Improving Metric Dimensionality Reduction with Distributed Topology

TL;DR

This paper introduces DIPOLE, a novel gradient-based method that enhances metric dimensionality reduction by integrating local metric and global topological information, outperforming existing techniques.

Contribution

The paper presents DIPOLE, a new dimensionality reduction approach combining metric geometry and distributed persistent homology with convergence guarantees.

Findings

DIPOLE outperforms UMAP, t-SNE, and Isomap on various datasets.

DIPOLE provides both visual and quantitative improvements.
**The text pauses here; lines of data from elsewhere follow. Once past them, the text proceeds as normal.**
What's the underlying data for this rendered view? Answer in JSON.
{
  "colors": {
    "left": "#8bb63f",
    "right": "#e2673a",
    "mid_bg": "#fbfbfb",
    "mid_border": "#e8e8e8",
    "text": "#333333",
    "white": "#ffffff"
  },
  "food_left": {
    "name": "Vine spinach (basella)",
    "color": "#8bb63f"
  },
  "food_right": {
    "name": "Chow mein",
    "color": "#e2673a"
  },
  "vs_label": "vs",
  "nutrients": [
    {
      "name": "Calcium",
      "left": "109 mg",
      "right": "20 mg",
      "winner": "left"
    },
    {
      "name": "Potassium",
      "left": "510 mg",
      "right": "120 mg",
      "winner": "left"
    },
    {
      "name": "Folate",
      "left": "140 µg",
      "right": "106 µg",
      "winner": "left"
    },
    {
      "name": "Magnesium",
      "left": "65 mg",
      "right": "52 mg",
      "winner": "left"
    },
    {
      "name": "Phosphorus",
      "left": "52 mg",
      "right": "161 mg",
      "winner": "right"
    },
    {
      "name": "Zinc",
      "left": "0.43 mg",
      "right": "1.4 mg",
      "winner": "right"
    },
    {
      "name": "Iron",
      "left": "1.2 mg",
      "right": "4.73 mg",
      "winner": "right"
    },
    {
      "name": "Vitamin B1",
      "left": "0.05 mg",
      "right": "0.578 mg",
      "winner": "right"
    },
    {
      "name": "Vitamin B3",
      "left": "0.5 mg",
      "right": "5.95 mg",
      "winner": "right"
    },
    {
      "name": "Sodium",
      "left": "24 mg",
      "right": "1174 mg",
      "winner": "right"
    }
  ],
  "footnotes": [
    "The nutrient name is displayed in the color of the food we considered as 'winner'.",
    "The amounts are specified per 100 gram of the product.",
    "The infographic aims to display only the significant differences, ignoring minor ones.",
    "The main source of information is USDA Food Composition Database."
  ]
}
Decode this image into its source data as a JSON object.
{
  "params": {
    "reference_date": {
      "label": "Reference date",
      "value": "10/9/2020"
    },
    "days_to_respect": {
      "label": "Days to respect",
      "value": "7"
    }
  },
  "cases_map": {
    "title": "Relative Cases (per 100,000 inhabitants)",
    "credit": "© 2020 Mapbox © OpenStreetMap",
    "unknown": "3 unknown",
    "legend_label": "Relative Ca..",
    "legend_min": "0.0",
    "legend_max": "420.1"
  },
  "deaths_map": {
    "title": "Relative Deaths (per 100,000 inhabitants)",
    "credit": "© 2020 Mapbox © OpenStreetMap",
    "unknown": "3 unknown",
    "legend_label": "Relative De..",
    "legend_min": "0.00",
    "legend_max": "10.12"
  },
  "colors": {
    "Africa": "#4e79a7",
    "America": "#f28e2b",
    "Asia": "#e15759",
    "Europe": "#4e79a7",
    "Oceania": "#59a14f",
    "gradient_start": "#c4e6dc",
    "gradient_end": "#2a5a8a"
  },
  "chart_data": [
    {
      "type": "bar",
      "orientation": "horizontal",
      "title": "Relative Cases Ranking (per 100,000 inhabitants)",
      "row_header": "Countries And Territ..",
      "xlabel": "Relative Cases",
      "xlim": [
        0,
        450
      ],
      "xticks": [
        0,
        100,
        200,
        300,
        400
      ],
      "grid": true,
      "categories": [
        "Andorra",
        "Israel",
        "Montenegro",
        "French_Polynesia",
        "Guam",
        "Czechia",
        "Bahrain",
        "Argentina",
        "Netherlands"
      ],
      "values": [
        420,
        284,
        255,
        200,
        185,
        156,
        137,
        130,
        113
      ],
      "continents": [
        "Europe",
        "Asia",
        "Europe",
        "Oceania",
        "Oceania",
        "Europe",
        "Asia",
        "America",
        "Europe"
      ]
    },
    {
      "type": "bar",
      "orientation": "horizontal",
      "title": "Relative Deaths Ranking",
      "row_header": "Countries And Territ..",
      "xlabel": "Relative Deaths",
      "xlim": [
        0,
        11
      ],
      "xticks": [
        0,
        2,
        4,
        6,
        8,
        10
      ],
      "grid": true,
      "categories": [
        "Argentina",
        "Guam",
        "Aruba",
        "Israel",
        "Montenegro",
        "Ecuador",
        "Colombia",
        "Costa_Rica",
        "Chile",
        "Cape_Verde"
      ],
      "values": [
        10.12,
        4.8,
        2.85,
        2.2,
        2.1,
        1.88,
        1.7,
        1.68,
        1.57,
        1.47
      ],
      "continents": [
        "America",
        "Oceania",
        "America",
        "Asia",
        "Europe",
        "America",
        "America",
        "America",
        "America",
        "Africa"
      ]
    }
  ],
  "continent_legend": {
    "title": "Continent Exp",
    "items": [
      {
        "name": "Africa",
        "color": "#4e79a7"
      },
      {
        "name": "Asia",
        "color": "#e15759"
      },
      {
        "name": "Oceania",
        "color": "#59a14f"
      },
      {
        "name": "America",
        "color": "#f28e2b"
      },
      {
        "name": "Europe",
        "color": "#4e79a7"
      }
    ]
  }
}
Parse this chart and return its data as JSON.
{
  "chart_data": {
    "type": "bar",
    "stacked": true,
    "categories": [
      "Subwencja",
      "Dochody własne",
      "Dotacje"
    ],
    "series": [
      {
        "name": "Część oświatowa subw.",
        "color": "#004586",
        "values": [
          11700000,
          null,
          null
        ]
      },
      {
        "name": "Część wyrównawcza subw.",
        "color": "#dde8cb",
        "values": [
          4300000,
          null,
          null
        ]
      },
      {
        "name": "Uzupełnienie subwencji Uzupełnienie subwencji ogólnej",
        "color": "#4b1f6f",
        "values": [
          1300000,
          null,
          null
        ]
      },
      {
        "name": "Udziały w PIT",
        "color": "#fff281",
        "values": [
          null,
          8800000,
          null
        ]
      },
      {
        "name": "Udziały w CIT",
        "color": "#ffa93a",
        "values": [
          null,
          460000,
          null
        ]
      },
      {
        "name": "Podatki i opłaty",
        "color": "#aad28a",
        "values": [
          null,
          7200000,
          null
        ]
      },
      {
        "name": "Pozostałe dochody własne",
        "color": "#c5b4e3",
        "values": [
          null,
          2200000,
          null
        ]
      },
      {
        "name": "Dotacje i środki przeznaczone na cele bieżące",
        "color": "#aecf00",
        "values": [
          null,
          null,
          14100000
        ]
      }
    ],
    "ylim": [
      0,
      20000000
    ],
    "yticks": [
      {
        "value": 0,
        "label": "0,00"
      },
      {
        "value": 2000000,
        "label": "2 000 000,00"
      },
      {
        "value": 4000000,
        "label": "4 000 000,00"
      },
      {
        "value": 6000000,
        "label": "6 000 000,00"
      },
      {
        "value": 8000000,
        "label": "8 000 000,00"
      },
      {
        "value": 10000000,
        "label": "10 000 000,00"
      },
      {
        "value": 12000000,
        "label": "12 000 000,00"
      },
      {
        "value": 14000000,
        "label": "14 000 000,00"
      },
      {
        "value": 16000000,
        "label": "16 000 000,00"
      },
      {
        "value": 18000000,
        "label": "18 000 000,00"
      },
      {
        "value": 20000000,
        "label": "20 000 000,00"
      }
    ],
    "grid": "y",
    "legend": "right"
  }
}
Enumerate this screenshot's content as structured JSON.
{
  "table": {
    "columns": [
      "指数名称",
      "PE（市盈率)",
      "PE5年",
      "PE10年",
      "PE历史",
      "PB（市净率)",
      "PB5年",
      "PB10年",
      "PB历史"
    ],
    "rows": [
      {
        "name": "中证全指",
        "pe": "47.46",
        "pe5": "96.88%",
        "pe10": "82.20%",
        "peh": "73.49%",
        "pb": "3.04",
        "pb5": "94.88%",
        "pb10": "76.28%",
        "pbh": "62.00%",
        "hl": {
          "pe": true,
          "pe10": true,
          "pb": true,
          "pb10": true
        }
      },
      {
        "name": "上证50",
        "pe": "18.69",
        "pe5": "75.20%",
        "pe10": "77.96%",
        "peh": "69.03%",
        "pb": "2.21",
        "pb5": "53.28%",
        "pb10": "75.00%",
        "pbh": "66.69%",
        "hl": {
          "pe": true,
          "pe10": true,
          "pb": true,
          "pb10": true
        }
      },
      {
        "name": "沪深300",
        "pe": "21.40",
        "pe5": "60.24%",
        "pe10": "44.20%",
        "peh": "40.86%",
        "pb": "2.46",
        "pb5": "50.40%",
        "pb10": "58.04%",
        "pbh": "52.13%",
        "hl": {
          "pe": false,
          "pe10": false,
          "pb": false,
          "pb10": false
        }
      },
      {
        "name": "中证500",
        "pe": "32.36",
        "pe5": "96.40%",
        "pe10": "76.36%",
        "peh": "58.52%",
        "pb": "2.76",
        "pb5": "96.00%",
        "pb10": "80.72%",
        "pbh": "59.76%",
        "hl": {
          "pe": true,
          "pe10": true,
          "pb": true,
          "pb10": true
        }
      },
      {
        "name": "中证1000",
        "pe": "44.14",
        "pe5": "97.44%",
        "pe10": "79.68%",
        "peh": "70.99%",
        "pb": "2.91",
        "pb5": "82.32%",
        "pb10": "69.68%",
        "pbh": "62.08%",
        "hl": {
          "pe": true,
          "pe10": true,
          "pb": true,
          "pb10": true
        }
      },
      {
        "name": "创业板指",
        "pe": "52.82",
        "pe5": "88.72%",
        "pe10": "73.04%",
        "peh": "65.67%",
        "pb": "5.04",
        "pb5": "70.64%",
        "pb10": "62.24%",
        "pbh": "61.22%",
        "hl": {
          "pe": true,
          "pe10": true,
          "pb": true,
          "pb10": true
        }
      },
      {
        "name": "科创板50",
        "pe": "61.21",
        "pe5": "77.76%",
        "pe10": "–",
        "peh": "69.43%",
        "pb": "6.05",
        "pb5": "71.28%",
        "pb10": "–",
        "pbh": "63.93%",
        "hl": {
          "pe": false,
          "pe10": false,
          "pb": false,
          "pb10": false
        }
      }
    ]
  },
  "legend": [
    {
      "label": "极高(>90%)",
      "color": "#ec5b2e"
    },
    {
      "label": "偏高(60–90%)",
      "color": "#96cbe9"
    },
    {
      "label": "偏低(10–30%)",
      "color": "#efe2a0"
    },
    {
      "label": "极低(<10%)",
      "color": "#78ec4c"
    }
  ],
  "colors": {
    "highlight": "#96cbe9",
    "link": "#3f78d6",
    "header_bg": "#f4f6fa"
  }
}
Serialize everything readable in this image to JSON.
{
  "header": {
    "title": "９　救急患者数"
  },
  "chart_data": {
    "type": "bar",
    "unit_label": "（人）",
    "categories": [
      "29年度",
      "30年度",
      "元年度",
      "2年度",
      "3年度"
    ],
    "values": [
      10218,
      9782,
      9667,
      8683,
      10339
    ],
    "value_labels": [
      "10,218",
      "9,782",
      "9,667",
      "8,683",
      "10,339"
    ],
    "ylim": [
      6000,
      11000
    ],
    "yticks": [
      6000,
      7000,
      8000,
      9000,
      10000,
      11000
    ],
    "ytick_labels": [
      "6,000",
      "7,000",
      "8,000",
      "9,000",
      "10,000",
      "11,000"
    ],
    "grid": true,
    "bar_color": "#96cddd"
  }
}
The method guarantees almost sure convergence.

Abstract

We propose a novel approach to dimensionality reduction combining techniques of metric geometry and distributed persistent homology, in the form of a gradient-descent based method called DIPOLE. DIPOLE is a dimensionality-reduction post-processing step that corrects an initial embedding by minimizing a loss functional with both a local, metric term and a global, topological term. By fixing an initial embedding method (we use Isomap), DIPOLE can also be viewed as a full dimensionality-reduction pipeline. This framework is based on the strong theoretical and computational properties of distributed persistent homology and comes with the guarantee of almost sure convergence. We observe that DIPOLE outperforms popular methods like UMAP, t-SNE, and Isomap on a number of popular datasets, both visually and in terms of precise quantitative metrics.